Amour es un film maduro y logrado, pero aún así, Haneke comete un pecado habitual entre los autores más ambiciosos: el de la alegoría (aspecto también homologable al cine de Lynch). Para ser más precisos, hay dos procedimientos narrativos dignos de análisis en Amour, y absolutamente contradictorios. La alegoría y el símbolo. El primero, la tan mencionada paloma que entra y sale del departamento en más de una ocasión, y los esfuerzos de Georges por atraparla. No basta con que la respuesta seca de Haneke reniegue de la interpretación (“una paloma es una paloma”). La pregunta de porque entra la paloma, con qué objeto es introducida en la narración, claramente es incontestable. Porque es propio de la alegoría no permitirnos más que interpretaciones endebles y subjetivas. Pero el hecho de que los espectadores se hagan la pregunta, es lo que vuelve el recurso en fallido. Su condición alegórica, tan ajena a la narración cinematográfica, provoca sólo confusión.

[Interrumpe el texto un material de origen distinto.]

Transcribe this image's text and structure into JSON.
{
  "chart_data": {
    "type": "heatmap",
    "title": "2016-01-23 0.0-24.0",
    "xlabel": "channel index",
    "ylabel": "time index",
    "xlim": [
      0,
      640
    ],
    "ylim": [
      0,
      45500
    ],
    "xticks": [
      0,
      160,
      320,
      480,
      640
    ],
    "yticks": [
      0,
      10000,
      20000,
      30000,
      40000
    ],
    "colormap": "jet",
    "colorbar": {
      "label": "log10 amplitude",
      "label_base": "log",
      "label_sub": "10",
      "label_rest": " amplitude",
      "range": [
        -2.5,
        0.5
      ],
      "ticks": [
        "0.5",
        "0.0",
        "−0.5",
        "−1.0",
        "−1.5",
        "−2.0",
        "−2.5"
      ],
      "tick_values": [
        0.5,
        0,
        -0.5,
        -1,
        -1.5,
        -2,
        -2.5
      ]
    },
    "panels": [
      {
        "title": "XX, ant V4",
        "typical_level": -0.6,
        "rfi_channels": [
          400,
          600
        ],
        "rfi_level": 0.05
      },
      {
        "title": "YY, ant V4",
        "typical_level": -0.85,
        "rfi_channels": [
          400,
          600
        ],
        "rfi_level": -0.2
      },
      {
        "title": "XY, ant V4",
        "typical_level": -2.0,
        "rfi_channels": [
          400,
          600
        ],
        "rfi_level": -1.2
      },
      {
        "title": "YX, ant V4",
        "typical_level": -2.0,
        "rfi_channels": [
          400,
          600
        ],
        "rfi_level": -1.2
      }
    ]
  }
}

En el extremo opuesto, a pocos minutos de comenzado el film -en la secuencia clave de la aparición de la enfermedad-, Haneke nos proporciona el recurso cinematográfico por excelencia: la significación simbólica. Georges y Anne charlan sentados a la mesa. De repente, Anne se paraliza, con la mirada en el vacío y abstraída de la realidad. Al no poder hacerla reaccionar, George va en busca de un trapo, abre la canilla, lo humedece en el agua y le moja la cabeza. Como Anne sigue sin dar muestras de recuperación, Georges va en busca de su abrigo, seguramente con la intención de llevarla al médico. Notamos que ha dejado la canilla abierta, porque seguimos oyendo el agua caer desde la habitación contigua. Mientras Georges sigue vistiéndose, dejamos de escuchar el agua correr. No necesitamos aclaraciones. Sabemos que Anne ha salido del transe y ha cerrado la canilla. Si en un principio, la imagen del agua contenía las atribuciones icónicas que habitualmente le otorgamos (así como una paloma es una paloma, el agua es agua), al permanecer abierta, nos proporcionaba un indicio de la gravedad de la situación, o al menos de la importancia que le daba George, al no perder el tiempo en cerrarla. Para cuando, en off, notamos que ha dejado de caer, el agua ya no es sólo agua, se ha transformado en símbolo, y significa la recuperación de Anne. A diferencia de las escenas con la paloma, que confunden y distraen, la resignificación del agua -actuando como ícono, índice y símbolo- goza de una fluidez que la puede hacer pasar casi inadvertida. No se impone por encima del relato, sino que lo potencia sutilmente, sin exigirle al espectador detenerse en ella.
Son estas estrategias narrativas, hoy cada vez más difíciles de encontrar, las que hacen al arte del cine.